Brennan must have noticed I was losing interest, because he then pulled out his masterpiece, the case that inspired much of his fervor, the case against the man who'd run off with his wife, Erin Gamble. This case had everything, Brennan assured me — water diversion, pot for sale, a vial of liquid LSD, pages of blotter acid, and sandwich bags full of ecstasy. Big wads of mystery cash, too. But lunchtime was over and I had to go. I took the box of materials and told Dead Dog I would go through them.

DD's parting shot was aimed at Sheriff Allman. He sneered at a recent Fred Sternkopf cartoon in the AVA whose caption read, “Beware pot growing water thieves, Sheriff Allman is coming after you!”

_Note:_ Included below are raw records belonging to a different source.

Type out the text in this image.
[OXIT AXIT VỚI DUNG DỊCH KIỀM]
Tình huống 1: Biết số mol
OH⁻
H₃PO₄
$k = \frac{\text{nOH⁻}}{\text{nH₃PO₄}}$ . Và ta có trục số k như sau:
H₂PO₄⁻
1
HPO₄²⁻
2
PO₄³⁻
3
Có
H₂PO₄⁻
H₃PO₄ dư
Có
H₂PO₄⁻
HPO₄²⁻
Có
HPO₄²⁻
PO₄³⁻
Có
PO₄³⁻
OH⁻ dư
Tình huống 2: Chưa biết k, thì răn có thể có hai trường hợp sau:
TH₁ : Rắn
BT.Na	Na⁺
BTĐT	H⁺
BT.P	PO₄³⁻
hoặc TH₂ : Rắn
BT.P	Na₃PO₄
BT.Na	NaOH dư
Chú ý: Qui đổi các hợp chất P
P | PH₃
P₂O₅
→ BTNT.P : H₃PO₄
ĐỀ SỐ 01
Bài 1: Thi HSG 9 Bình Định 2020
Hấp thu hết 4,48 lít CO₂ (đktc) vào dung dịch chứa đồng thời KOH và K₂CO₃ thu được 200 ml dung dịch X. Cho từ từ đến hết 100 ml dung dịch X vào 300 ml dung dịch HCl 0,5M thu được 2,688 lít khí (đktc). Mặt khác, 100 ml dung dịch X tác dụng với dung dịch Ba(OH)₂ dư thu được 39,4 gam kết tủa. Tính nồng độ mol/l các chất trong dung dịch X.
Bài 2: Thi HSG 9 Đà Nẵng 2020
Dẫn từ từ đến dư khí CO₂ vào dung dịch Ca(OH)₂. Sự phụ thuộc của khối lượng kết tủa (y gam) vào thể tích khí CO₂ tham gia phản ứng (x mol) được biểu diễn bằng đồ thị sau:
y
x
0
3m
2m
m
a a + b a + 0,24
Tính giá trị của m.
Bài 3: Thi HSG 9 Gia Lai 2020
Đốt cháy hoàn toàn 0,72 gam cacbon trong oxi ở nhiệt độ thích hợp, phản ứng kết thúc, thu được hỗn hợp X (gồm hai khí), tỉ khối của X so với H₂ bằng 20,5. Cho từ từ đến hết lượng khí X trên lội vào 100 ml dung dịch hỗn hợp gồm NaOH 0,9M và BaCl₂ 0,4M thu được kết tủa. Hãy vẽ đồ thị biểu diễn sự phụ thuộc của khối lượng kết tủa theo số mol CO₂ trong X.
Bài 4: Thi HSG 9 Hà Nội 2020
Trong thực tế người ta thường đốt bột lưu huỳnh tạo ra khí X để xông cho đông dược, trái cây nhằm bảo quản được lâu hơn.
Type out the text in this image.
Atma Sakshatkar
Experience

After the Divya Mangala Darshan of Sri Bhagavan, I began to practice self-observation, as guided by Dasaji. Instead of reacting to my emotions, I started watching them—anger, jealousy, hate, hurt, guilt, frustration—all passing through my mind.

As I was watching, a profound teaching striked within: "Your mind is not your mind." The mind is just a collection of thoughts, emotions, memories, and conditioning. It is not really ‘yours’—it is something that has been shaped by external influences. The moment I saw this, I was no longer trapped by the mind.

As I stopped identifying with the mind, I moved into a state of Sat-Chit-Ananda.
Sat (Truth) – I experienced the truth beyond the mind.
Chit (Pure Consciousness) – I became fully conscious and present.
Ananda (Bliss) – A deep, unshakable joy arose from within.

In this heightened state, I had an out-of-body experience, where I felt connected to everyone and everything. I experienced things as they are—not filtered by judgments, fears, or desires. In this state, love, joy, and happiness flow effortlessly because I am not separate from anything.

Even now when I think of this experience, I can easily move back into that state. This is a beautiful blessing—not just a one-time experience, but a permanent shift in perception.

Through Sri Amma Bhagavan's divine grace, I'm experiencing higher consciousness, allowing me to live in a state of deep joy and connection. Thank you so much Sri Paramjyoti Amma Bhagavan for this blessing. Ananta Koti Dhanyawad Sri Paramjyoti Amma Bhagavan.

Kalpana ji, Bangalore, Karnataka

Brennan said it was a joke.

When I examined the file on Lover Boy Gamble I noted that he had been fined for his water theft and that the LSD and ecstasy had been found at Gamble’s brother’s residence. Brennan had already told me several times that his chief interest in the 11470.2 program was fueled by his desire to get full custody of his children. A police search of his ex’s residence turned up nothing, not even the pot for which she has a Prop 215 card. So she was let go. Gamble paid his water diversion fine, his 11470.2 restitution, forfeited his weed, a hefty stack of US currency, a vehicle, and was put on probation, just like any everyone else, “poor hippy” or otherwise.

One Comment

  1. Avi November 5, 2017

    Sounds like this hit piece was written by someone on the pay roll.

    THIS is corrupt.

    You don’t have the sense to see what kind of a community you are creating …. lawless lazy, immoral.

    While the politicians are taking money they didn’t earn doing things nobody needs & making sure the bums are well taken care of. While normal working folk barely get by.

    Mendocino county like most of CA is Disgraceful & everyone decent is leaving.

    Have fun in your homeless junky capital of the nation.